黒髪校区第4町内自治会の防災クラブが実施していた避難所内の間仕切り設置の訓練=2014年7月、熊本市 拡大

黒髪校区第4町内自治会の防災クラブが実施していた避難所内の間仕切り設置の訓練=2014年7月、熊本市

 災害時に住民主体で避難所が運営できるよう備える動きが広がりつつある。2016年の熊本地震では、行政職員がさまざまな業務に追われ、避難所での対応が十分にできず被災者の間に不満が募ったケースもあった。住民同士が助け合う「共助」が浸透すれば、避難生活の精神的、肉体的な負担の軽減にもつながり、行政側も他の復旧・復興業務に注力できるのではないかと期待されている。

 「避難所運営のマニュアルはあったが、地震の混乱で全く機能しなかった」。熊本市危機管理防災総室の川上秀人副室長(55)は、熊本地震当時の対応をこう悔やむ。災害発生時は市職員が避難所を開設するルールだったが、職員が避難所にたどり着けず、被災者が夜通し屋外で待機した地域もあったという。

 市が16年8月に実施したアンケートでは「役所の職員が勉強不足だった」「支援物資の配分が平等ではなかった」「プライバシーの確保が十分ではなかった」などの課題が挙げられた。その半面、避難所運営に関わったという回答は866人中、17%にとどまっていた。熊本県甲佐町の避難所に身を寄せた50代男性は「避難所で宴会を始めた人たちがいてうるさかったが、役場の職員も含めて誰も注意できなかった。みんなで話し合ってルール作りができれば良かった」と話す。

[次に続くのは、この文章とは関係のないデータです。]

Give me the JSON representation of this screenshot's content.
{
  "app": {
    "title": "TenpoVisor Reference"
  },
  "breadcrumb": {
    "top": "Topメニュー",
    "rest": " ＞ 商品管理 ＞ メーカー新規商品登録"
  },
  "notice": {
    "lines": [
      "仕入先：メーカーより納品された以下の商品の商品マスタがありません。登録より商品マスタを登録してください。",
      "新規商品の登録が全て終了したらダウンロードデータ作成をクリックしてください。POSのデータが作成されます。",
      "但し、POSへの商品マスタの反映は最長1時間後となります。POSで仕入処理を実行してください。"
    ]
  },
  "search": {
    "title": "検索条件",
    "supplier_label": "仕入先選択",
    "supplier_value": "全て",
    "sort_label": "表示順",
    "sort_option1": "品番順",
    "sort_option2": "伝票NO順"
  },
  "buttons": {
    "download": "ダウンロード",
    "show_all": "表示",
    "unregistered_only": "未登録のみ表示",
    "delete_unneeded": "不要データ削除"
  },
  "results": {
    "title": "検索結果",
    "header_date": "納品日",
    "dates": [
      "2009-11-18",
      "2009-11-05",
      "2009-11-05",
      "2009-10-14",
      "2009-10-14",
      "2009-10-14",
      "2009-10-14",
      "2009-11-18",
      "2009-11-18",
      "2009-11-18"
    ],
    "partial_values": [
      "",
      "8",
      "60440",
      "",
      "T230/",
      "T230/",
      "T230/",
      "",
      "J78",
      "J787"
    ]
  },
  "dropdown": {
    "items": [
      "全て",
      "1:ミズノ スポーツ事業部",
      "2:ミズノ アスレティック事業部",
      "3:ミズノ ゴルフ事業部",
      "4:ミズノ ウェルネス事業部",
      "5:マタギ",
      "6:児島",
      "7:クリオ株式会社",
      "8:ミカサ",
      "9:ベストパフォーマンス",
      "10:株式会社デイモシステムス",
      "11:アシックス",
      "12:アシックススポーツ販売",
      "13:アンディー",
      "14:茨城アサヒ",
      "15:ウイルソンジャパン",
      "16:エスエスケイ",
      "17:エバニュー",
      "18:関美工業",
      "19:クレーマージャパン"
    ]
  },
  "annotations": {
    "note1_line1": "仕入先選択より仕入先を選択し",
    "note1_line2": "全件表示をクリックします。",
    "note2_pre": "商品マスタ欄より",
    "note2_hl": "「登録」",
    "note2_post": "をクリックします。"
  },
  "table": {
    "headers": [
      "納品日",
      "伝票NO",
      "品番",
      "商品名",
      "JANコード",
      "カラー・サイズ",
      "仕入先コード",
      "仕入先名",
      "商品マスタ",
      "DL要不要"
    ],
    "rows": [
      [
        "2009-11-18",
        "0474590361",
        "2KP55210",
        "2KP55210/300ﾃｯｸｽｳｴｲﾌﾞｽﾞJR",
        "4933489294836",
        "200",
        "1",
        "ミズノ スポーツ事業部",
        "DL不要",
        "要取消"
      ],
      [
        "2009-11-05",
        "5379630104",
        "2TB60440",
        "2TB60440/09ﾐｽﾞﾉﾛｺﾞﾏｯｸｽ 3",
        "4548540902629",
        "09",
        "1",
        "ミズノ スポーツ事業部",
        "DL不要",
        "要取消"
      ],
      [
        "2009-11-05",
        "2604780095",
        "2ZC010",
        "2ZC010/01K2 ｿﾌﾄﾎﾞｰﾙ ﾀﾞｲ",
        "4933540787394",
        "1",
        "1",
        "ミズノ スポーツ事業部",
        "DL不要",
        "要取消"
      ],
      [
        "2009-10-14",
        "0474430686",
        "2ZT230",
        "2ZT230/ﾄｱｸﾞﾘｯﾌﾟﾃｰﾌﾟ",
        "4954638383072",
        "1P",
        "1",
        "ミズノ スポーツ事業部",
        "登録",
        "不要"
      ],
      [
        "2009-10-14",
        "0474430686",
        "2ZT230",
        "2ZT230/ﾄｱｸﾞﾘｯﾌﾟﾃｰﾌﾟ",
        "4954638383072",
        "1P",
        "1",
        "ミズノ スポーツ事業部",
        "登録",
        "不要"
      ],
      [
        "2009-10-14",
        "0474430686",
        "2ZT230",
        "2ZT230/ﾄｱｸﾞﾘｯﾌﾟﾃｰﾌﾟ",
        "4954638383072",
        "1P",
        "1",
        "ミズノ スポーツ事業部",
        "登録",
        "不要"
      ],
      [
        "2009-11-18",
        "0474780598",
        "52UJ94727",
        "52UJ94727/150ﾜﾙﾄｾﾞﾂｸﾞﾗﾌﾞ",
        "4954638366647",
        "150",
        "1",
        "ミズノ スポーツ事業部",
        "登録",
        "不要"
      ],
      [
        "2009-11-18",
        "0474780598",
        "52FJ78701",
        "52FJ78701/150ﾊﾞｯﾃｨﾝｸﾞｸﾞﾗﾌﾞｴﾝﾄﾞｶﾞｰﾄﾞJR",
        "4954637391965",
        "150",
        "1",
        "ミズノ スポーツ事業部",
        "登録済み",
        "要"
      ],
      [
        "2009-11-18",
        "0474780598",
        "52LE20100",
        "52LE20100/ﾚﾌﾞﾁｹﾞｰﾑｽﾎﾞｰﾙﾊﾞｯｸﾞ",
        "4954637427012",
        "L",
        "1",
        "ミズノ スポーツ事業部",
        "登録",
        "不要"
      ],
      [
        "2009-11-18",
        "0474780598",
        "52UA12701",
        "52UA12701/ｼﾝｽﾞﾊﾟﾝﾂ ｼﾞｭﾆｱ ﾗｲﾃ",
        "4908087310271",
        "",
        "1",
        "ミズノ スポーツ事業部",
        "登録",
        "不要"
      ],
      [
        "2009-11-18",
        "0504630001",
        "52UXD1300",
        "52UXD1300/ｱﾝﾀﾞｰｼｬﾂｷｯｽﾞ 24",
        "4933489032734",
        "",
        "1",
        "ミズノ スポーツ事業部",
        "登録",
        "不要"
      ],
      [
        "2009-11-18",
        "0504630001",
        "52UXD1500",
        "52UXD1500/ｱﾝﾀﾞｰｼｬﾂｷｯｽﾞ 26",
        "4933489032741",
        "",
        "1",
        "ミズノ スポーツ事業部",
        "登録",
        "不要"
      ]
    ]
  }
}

 一方、行政任せにせず、住民が助け合ってうまくいった事例もあった。熊本市中央区の黒髪校区第4町内自治会は、避難所開設から運営までを地域の自主防災クラブが担った。プールから引いた水をトイレに利用し、畳や段ボールを使ってプライベート空間を作った。日頃から防災訓練で備えていたという。クラブの交野富清会長(79)は「できるだけ役所に頼らず、地域住民の安全は自分たちで守らんといかん」と話した。

 熊本地震を受け、政府のワーキンググループが同年12月にまとめた報告書では「住民が主体となって避難所の運営体制を構築し、避難者、地域住民、市町村職員の役割分担を明確化することが望ましい」と提言。熊本市では17年度以降、市職員と地域の代表者らが避難所運営について話し合う「校区防災連絡会」が市内96地区のうち71地区で立ち上がった。

 福岡市も、17年度に避難所運営の手引を作成し「地域が主体となった避難所運営」と明記。施設管理者や自治会、市職員が連携し、年1回以上の防災訓練を実施することになった。同市西区の西都校区自治協議会の江口辰男防犯防災部会長(72)は「災害が発生した時、市が何でもやってくれると思っている住民が多い。その意識を変えていきたい」と話している。